Later hoorde ik van de agenten dat de zoon des huizes was aangehouden.
Op teletekst las ik, weer later, dat ook de moeder in hechtenis is genomen.
Over rotjochie sprak niemand, maar ik hoorde van agent dat ook hij in het huis was toen ze ter plaatse kwamen.

Toen realiseerde ik me wat er niet klopte toen ik de eerste keer naar buiten keek, naar dode meneer.
Er waren minstens drie andere mensen in het huis toen deze man naar beneden viel/sprong/werd geduwd. Hij viel acht verdiepingen naar beneden en was vrijwel op slag dood. Toch was het doodstil, ook bij de buren op acht hoog.
Waren ze misschien opgelucht dat het eindelijk voorbij was?

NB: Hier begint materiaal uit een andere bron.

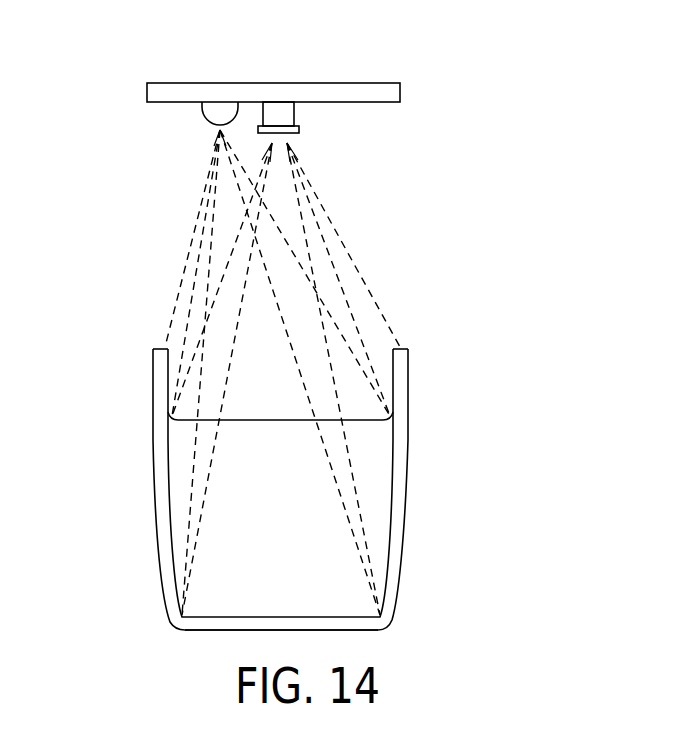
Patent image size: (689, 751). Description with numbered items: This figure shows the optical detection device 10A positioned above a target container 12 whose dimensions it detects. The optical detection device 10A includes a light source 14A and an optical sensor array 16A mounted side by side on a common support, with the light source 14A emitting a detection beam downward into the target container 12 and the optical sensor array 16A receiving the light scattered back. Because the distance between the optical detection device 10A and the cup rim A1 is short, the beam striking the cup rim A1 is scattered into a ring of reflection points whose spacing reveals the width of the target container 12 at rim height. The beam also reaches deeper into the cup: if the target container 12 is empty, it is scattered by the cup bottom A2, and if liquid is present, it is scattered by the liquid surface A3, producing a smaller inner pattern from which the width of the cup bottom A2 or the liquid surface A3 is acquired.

The optical detection device 10A is at (487, 98).
The light source 14A is at (222, 110).
The optical sensor array 16A is at (283, 116).
The target container 12 is at (158, 522).
The cup rim A1 is at (160, 348).
The liquid surface A3 is at (395, 422).
The cup bottom A2 is at (383, 628).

Vorige week werd er twee straten verder een meisje door haar vriend om het leven gebracht. Ook dat was in het nieuws. Gisteren is ze begraven in Hoorn.

Jawel, ik woon in een moordbuurt.
Voordat ik kinderen heb, voordat ik ooit papa word, voordat ik verder ga met leven, kortom, wil ik hier heel ver vandaan. Weg van deze shit, weg van deze betonnen eenzaamheid waar je een speld kan horen vallen als er iemand vermoord wordt.

In gedachten ben ik mijn koffers vast aan het pakken.